On Monday Arkansas Attorney General Leslie Rutledge’s office filed a brief in federal court arguing that U.S. District judge Kristine Baker should not block a new state law prohibiting abortion.
Act 309 of 2021 generally prohibits abortion in Arkansas except in cases when the mother’s life is in jeopardy. The law passed with overwhelming support from the state legislature earlier this year, and it is slated to take effect July 28.
Last month the ACLU and abortionists filed a lawsuit against the state over Act 309.
On June 14 the ACLU asked U.S. District Judge Kristine Baker to issue a temporary restraining order and preliminary injunction that would block the state from enforcing Act 309.
On Monday the Arkansas Attorney General’s office responded to the ACLU’s request.
The A.G.’s team argues that pro-abortion rulings like Planned Parenthood v.
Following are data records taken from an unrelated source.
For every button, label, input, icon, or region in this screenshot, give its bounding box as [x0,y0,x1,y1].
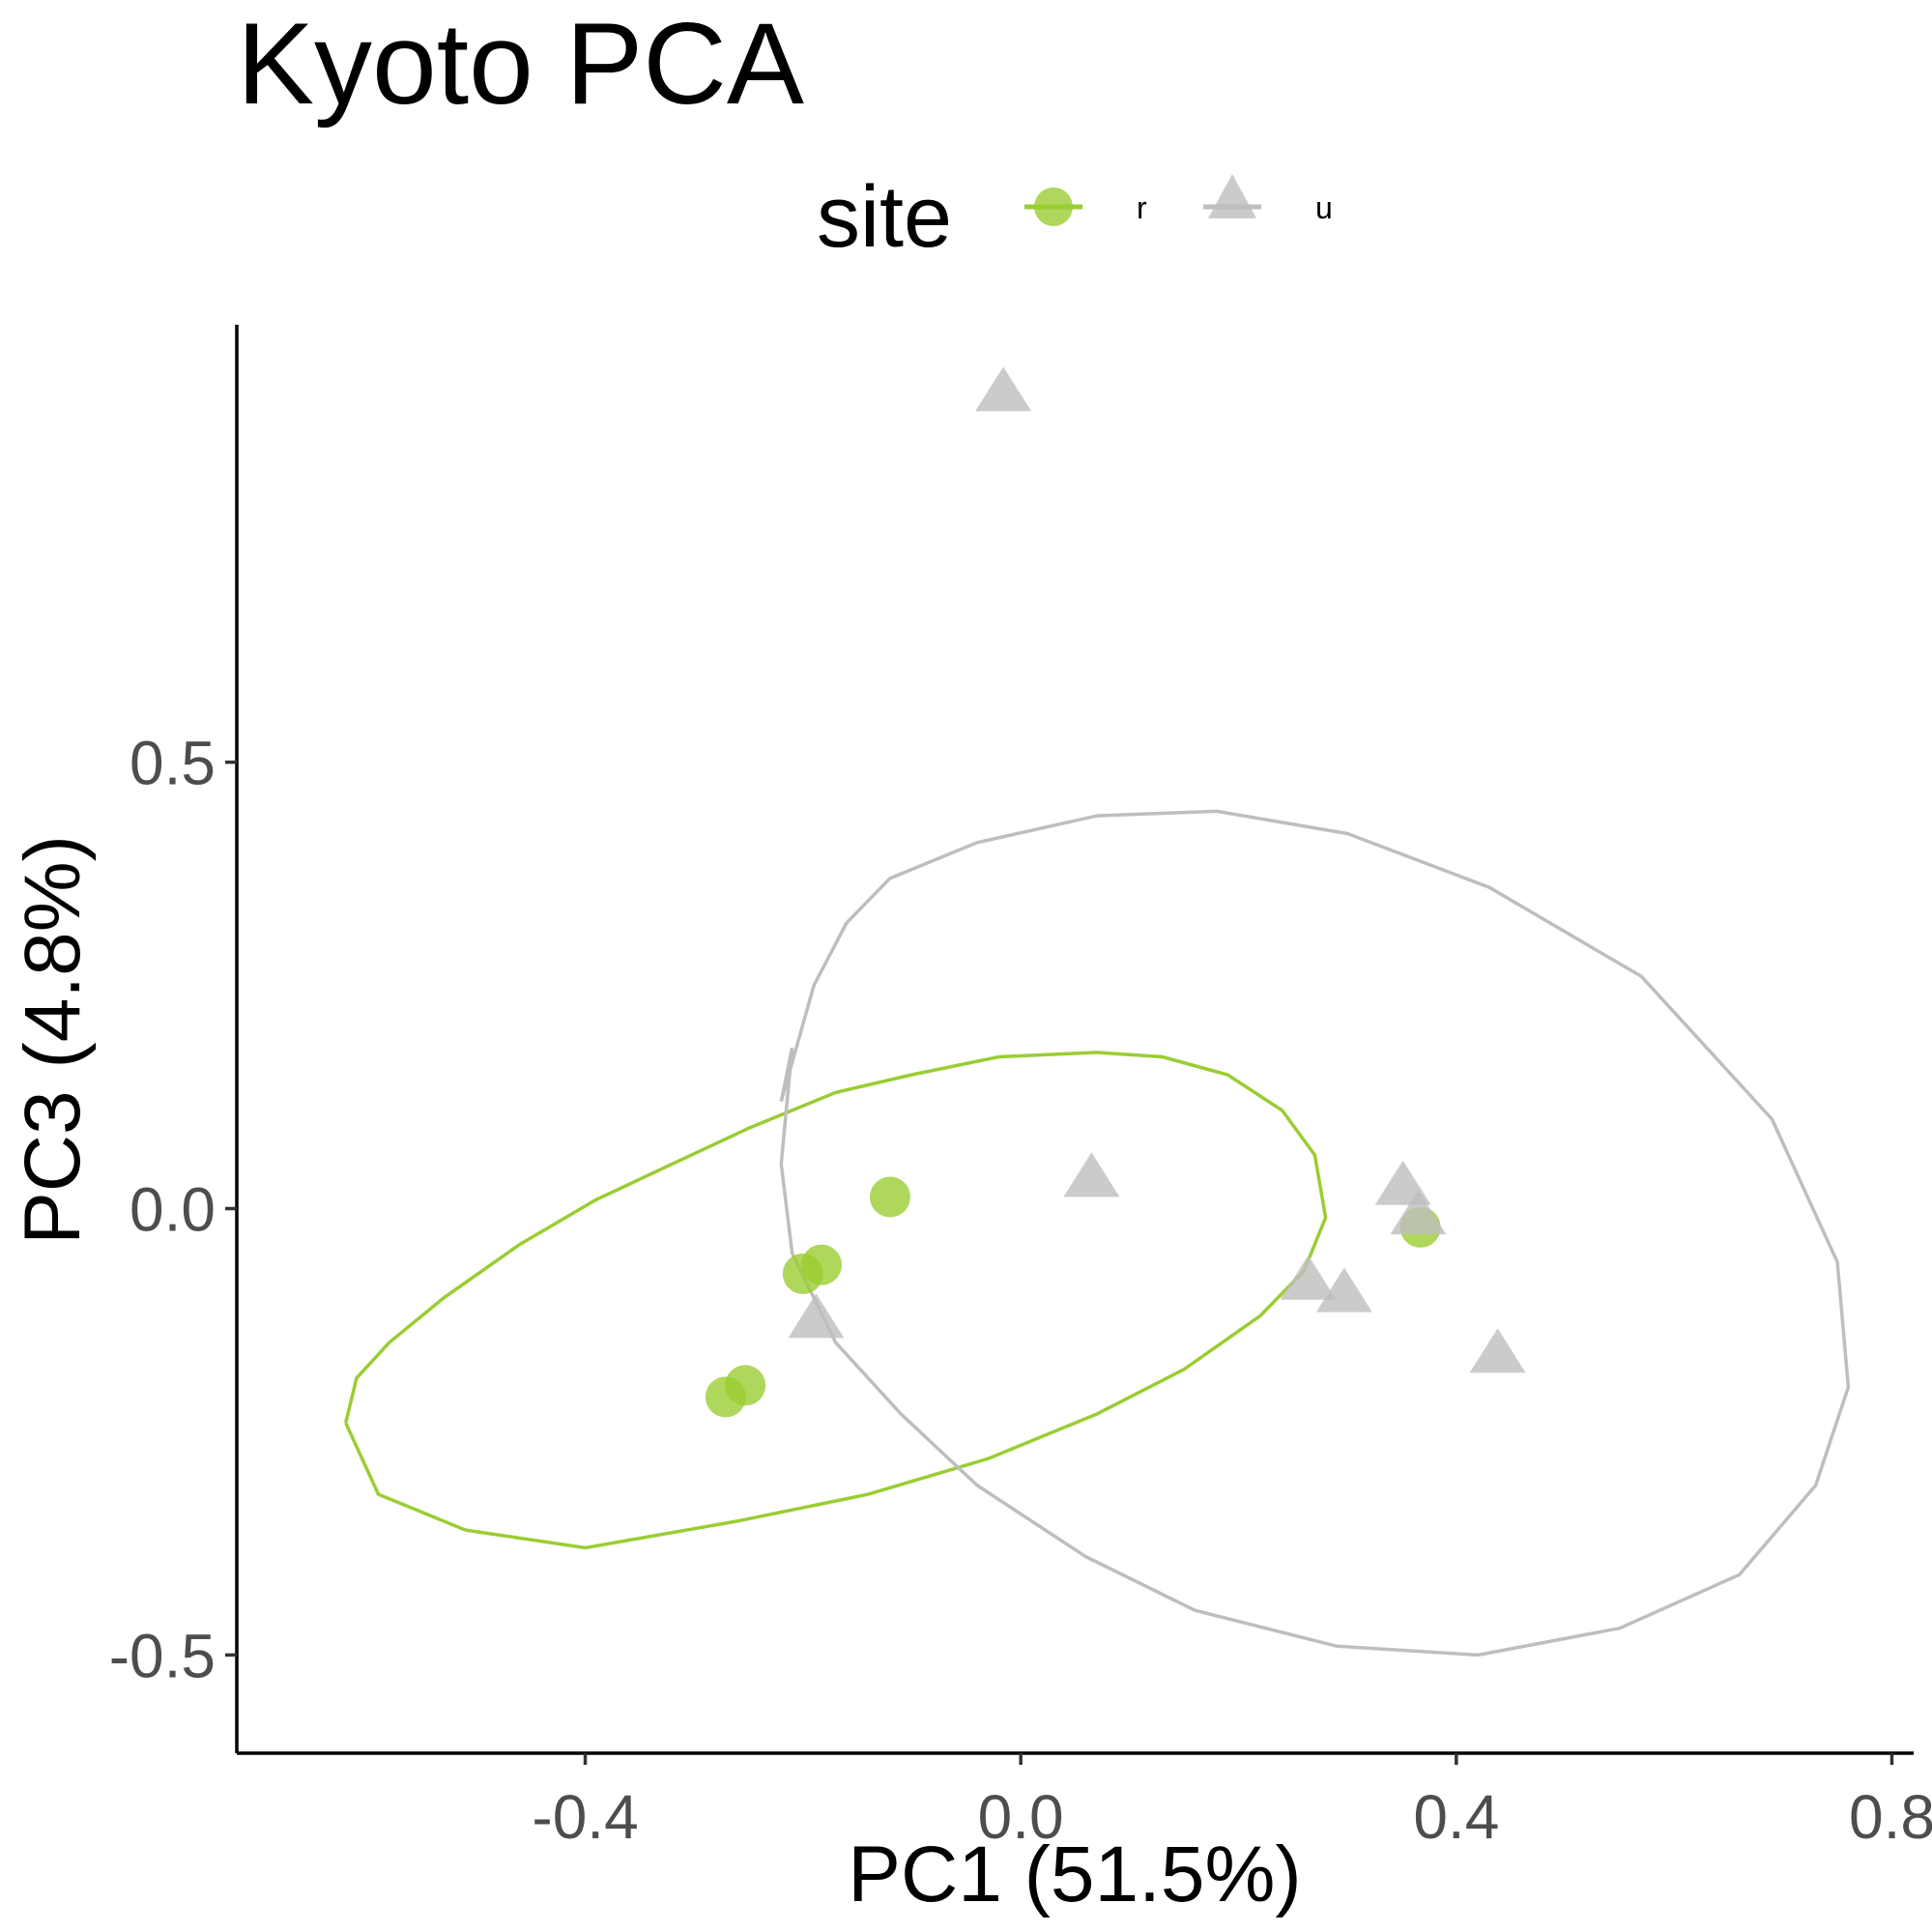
point-u-4 [1390,1190,1447,1235]
x-tick-label: 0.8 [1849,1782,1932,1852]
x-tick-label: 0.4 [1413,1782,1499,1852]
y-axis-ticks: -0.5 0.0 0.5 [109,729,237,1690]
confidence-ellipse-u [779,809,1851,1658]
legend-label-r: r [1137,190,1147,225]
point-u-6 [1315,1267,1372,1312]
legend-label-u: u [1315,190,1333,225]
x-tick-label: -0.4 [532,1782,638,1852]
legend-key-triangle-icon [1208,174,1256,218]
point-u-2 [788,1293,845,1339]
y-axis-title: PC3 (4.8%) [9,835,97,1245]
point-r-2 [782,1253,823,1294]
legend: site r u [817,169,1333,266]
x-tick-label: 0.0 [978,1782,1064,1852]
plot-area [343,366,1851,1658]
y-tick-label: 0.5 [130,729,216,798]
point-u-5 [1280,1254,1337,1300]
point-u-1 [1063,1152,1120,1197]
y-tick-label: -0.5 [109,1621,216,1690]
point-u-0 [975,366,1032,412]
y-tick-label: 0.0 [130,1175,216,1245]
x-axis-ticks: -0.4 0.0 0.4 0.8 [532,1753,1932,1852]
legend-key-circle-icon [1034,187,1073,226]
point-u-7 [1469,1328,1526,1373]
chart-title: Kyoto PCA [237,0,804,129]
point-r-0 [869,1176,910,1218]
legend-title: site [817,169,952,266]
confidence-ellipse-r [343,1051,1328,1550]
x-axis-title: PC1 (51.5%) [848,1831,1301,1918]
point-r-4 [705,1376,746,1418]
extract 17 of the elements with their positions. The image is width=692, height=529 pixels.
Casey need to be reevaluated and overturned — and that the U.S. Supreme Court is liable to do that in its upcoming Dobbs v. Jackson Women’s Health Organization case out of Mississippi.
The A.G.’s brief also argues that past court decisions like Roe v. Wade and Planned Parenthood v. Casey “were wrongly decided” and that “there is no doubt that the fetus is a human life — not mere tissue, not ‘potential life,’ and not ‘the product of conception.'”
As we have written before, U.S. District Judge Kristine Baker has consistently ruled in favor of the ACLU and Planned Parenthood. In light of that fact, many expect Attorney General Rutledge’s arguments to fall on deaf ears in Judge Baker’s court.
However, the judges above her at the Eighth Circuit Court of Appeals have overturned some of her bad rulings in the past.
While it seems likely that Judge Baker will block Arkansas’ pro-life law in the short run, the Eighth Circuit may not agree with her decision on appeal.
In the long run, this lawsuit will give federal courts an opportunity to reverse decades of bad case law on abortion.
That means there is potential for significant, pro-life victories down the road.